John Paul II nails the job market for recent philosophy PhDs in this remark from Laborem exercens (1981 encyclical, ‘On Human Work’):
36. Movements of solidarity in the sphere of work–a solidarity that must never mean being closed to dialogue and collaboration with others–can be necessary also with reference to the condition of social groups that were not previously included in such movements, but which in changing social systems and conditions of living are undergoing what is in effect “proletarianization” or which actually already find themselves in a “proletariat” situation, one which, even if not yet given that name, in fact deserves it.
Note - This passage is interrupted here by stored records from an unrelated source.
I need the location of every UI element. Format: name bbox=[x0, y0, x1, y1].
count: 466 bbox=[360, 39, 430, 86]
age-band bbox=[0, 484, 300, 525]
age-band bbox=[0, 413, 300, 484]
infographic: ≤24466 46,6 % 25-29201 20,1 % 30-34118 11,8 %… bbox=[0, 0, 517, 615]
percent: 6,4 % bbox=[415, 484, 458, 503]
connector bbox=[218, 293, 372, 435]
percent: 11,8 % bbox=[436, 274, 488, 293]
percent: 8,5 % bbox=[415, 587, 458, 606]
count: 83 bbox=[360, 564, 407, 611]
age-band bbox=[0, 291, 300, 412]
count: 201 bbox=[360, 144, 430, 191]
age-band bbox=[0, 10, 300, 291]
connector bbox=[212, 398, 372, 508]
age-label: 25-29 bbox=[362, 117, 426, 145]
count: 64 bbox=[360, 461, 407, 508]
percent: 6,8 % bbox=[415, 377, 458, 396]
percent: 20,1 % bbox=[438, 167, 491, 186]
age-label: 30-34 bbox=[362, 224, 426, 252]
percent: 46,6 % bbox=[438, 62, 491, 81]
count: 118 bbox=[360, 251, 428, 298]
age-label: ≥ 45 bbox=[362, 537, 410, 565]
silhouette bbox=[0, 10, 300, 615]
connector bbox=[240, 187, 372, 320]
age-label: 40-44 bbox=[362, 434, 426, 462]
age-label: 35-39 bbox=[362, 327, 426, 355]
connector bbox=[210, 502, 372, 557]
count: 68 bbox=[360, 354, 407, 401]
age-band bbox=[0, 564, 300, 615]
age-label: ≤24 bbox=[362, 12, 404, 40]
This can be true of certain categories or groups of the working “intelligentsia,” especially when ever wider access to education and an ever increasing number of people with degrees or diplomas in the fields of their cultural preparation are accompanied by a drop in demand for their labor. This unemployment of intellectuals occurs or increases when the education available is not oriented toward the types of employment or service required by the true needs of society, or when there is less demand for work which requires education, at least professional education, than for manual labor, or when it is less well paid. Of course, education in itself is always valuable and an important enrichment of the human person; but in spite of that, “proletarianization” processes remain possible.
Philosophers Professors of the World Unite!! (We’ll invite English, Classics, and Art History profs as well. Hell, all the liberal arts and anyone concerned with non-vocational education is welcome to join our solidarity movement.)